In September 2023, Sauri Parheen’s family needed money to celebrate the Karma festival. She asked her husband to sell the goats they had, instead of going to the brick kiln, to arrange this money. The husband rebuked her. “Who sells goats to celebrate a festival?” he asked. His idea was to keep the goat as a fallback option for meeting major expenses in the future, and thus he decided to migrate.
Safety net
In April 2017, the Jharkhand government introduced the Dakiya Yojana in three districts (Godda, Palamu, and Sahebganj). Under this scheme, all households of particularly vulnerable tribal groups were to receive foodgrains in sealed packets at their doorstep, under the Public Distribution System, instead of having to collect them at the local fair-price shop. This decision was reportedly made in response to exploitation at the hands of the dealers and the large distances between PVTG hamlets and PDS outlets. This was later expanded to the whole state.
“The Government has taken several measures to help PVTG communities. We have started the PVTG pension of Rs 1,000 per PVTG household. We have also started the PVTG Dakiya Yojana- under this, each PVTG household is entitled to an AAY [Antodya Anna Yojana] ration card, as part of which 35 kg of rice are provided and sealed packets of ration are delivered at the doorstep of the PVTG households, under the control of the Block Supply Officer,” says Vijay Kumar, block development office of Chandwa Block, Latehar.
“In addition, PM-JANMAN Yojana package scheme by the central government provides support to PVTG households in applying for Aadhaar card, Ayushman card [for health insurance] and provides Rs 2 lakh for building houses under Pradhan Mantri Awas Yojana etc.
“I feel that over time, due to the presence of multiple government benefits, there is over-dependence on the government for their sustenance, and there is an increasing expectation that the government is going to dole out more welfare benefits,” he adds.

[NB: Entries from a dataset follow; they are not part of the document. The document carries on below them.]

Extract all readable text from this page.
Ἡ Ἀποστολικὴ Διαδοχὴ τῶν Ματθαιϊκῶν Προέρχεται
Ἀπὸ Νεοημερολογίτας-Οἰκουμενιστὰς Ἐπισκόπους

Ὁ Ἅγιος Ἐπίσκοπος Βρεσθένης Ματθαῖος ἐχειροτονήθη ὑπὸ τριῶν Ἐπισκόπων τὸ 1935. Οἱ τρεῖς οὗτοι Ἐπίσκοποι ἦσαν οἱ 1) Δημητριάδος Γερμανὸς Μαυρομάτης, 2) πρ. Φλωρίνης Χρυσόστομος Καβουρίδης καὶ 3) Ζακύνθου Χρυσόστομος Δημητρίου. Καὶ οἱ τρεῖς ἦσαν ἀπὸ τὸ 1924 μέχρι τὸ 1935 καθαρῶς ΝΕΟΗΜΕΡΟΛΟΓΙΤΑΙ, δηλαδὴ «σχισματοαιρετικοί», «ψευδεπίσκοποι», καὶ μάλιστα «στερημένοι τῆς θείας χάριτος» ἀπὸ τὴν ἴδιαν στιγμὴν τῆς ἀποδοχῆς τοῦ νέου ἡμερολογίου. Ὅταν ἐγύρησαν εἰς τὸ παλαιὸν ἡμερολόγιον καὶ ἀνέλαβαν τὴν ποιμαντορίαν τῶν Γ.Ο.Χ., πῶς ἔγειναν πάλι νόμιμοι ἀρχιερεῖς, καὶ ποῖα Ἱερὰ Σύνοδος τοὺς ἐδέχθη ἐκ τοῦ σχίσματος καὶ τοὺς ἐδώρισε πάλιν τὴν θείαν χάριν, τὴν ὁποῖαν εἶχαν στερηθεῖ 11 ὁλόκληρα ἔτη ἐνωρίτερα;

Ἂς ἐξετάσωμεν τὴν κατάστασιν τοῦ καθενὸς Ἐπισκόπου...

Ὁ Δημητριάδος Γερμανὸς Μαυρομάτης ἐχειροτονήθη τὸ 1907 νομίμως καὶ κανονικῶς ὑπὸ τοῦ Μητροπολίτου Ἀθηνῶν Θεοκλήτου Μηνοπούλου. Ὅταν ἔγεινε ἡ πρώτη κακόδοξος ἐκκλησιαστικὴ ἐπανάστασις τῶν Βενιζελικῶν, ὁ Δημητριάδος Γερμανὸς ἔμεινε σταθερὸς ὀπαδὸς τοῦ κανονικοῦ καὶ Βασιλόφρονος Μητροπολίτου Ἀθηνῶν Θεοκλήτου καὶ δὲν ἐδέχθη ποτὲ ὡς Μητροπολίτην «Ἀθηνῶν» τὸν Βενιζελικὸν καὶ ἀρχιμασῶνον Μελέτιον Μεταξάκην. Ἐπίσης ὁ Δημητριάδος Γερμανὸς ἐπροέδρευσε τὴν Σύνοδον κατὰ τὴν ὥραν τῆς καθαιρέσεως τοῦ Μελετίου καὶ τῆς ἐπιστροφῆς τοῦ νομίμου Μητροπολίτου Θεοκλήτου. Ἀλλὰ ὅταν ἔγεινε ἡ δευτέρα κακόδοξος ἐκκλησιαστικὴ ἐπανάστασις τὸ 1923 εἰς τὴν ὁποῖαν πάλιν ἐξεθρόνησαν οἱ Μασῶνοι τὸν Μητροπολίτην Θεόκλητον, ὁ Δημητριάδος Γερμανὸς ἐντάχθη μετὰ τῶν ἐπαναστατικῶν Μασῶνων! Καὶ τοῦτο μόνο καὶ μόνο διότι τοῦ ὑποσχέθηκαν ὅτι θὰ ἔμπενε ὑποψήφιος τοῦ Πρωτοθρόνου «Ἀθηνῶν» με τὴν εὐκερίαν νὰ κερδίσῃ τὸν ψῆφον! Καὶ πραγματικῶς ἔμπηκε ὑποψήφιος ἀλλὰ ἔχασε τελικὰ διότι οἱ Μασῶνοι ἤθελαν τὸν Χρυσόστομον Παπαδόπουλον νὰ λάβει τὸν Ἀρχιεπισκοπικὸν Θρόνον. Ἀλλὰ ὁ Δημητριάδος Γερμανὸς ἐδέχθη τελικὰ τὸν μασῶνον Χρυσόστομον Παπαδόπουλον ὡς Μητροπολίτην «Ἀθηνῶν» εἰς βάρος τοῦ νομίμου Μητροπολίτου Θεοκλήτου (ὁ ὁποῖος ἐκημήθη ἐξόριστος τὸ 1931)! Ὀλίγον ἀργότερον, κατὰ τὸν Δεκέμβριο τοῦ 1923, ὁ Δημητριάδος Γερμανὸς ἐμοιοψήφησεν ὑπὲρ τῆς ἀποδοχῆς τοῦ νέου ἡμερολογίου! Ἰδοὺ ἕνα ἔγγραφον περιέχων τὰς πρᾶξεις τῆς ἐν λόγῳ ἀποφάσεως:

Despite these initiatives, however, food insecurity was very common with more than 40% of households reporting occasional or frequent hunger in the 2023 study conducted by Anmol Somanchi mentioned above. Close to half the sample households reported Aadhaar-related exclusion from at least one welfare benefit or government scheme, and many reported persistent issues, as per the study.
“Our fieldwork confirmed that despite some marginal progress in the recent decades, the Parhaiyas remain a very deprived community,” says Somanchi. “Their traditional forest-based livelihoods have been severely disrupted and their habitats are persistently being destroyed by human encroachment and climate change.
“Education levels and access to public services like Anganwadis and health services remain low. In such conditions, distress migration to various urban centres in the country was found to be common. Welfare programmes like the PDS and pensions are working well and certainly help. But even despite them, hunger remains widespread among the Parhaiyas. Clearly, much more needs to be done to guarantee even the basics of a dignified life. Ultimately, what seems necessary is a more democratic approach to development, one that is responsive to the demands of Adivasi struggles–for instance, relating to protection of habitats and conferment of traditional land rights.”
Meanwhile, Sauri Parheen continues to winnow her baskets. “We were forced to migrate to a brick kiln because of our economic conditions, but my children should never in their lives encounter such circumstances.”
This article first appeared on IndiaSpend, a data-driven and public-interest journalism non-profit.